A hardened lawyer pursues a case that appears to have pushed his colleague to the edge.
Michael Clayton (George Clooney) is called in to help his long time friend Arthur Edens (Tom Wilkinson) after he suffers some form of breakdown in the middle of a boardroom meeting. However, this ‘breakdown’ is not what it first seemed, and actually is a cry for help I. The taking down of a huge chemical company. Unfortunately for Arthur, Michael realises this too late, and then has to take down the whole of United Northfields by himself, whilst also attracting the company’s attention which, when there is a multi-billion dollar lawsuit in hand, isn’t something you particularly want to do.

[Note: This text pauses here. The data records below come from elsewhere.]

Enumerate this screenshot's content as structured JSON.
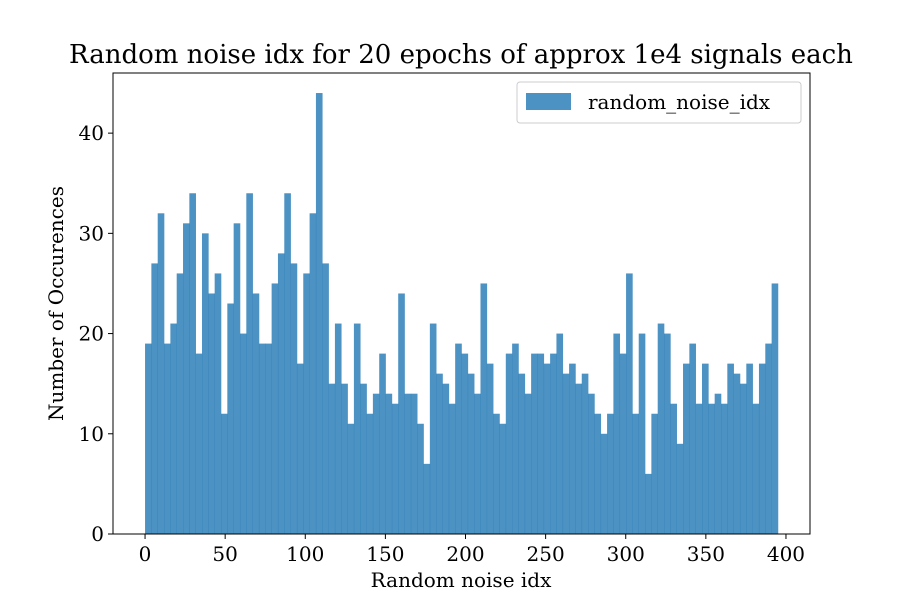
{
  "chart_data": {
    "type": "bar",
    "title": "Random noise idx for 20 epochs of approx 1e4 signals each",
    "xlabel": "Random noise idx",
    "ylabel": "Number of Occurences",
    "xlim": [
      -20,
      415
    ],
    "ylim": [
      0,
      46
    ],
    "xticks": [
      0,
      50,
      100,
      150,
      200,
      250,
      300,
      350,
      400
    ],
    "yticks": [
      0,
      10,
      20,
      30,
      40
    ],
    "bin_start": 0,
    "bin_width": 3.95,
    "bar_color": "#1f77b4",
    "legend": {
      "label": "random_noise_idx",
      "placement": "top-right"
    },
    "grid": false,
    "values": [
      19,
      27,
      32,
      19,
      21,
      26,
      31,
      34,
      18,
      30,
      24,
      26,
      12,
      23,
      31,
      20,
      34,
      24,
      19,
      19,
      25,
      28,
      34,
      27,
      17,
      26,
      32,
      44,
      27,
      15,
      21,
      15,
      11,
      21,
      15,
      12,
      14,
      18,
      14,
      13,
      24,
      14,
      14,
      11,
      7,
      21,
      16,
      15,
      13,
      19,
      18,
      16,
      14,
      25,
      17,
      12,
      11,
      18,
      19,
      16,
      14,
      18,
      18,
      17,
      18,
      20,
      16,
      17,
      15,
      16,
      14,
      12,
      10,
      12,
      20,
      18,
      26,
      12,
      20,
      6,
      12,
      21,
      20,
      13,
      9,
      17,
      19,
      13,
      17,
      13,
      14,
      13,
      17,
      16,
      15,
      17,
      13,
      17,
      19,
      25
    ]
  }
}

Michael Clayton is one of those legal thrillers that critics love and basically anyone who doesn’t have a career within the legal system hates, or at least strongly dislikes. I’ll be honest with you, I had to read up online about what actually happened in this film because I had no clue other than a chemical company was more or less going to kill everyone and it was down to one man to stop it. The thing with films about mega-bucks takedowns is you need to know how things work in that type of environment, and if you don’t know anything about it, it’s really of no interest to you. I spent half of the film trying to figure out what was going on, and when I finally found out, I just didn’t care.
In this case, normally the film would be salvaged slightly by loveable characters, or interesting characters, or just characters of any general description, but with Michael Clayton there just seemed to be nothing to get attached to with these characters. Take Michael himself for example; there really were no defying features other than he had a son, a drug-addict brother and a gambling problem. So what does he do? He throws himself into his work, of course. But other than that, there was nothing to cling onto, and seeing as a lawyer with a crappy personal life is nothing new, feeling sorry for him didn’t work.
Then there was Karen Crower, played by Tilda Swinton. Swinton won an Oscar for her part of Karen, who is heavily involved with Untied Northfields. Congratulations to her obviously, but I must say I found it to be a pretty underwhelming performance, and because of the business bitch persona she took on here, I found it quite hard to warm to her as well.
For me, the only real joy came at the end when United Northfields discovered just how screwed they were. Unfortunately, that was only a mere forty-seven seconds in the whole two hour film.
I’d definitely say that Michael Clayton is probably an alright watch provided you know what it’s about. However, I’d also say that it’s not for everyone, certainly not for me, and if you’re like me, you won’t be rushing out to watch it for a second time. A real love it or loathe it, I reckon.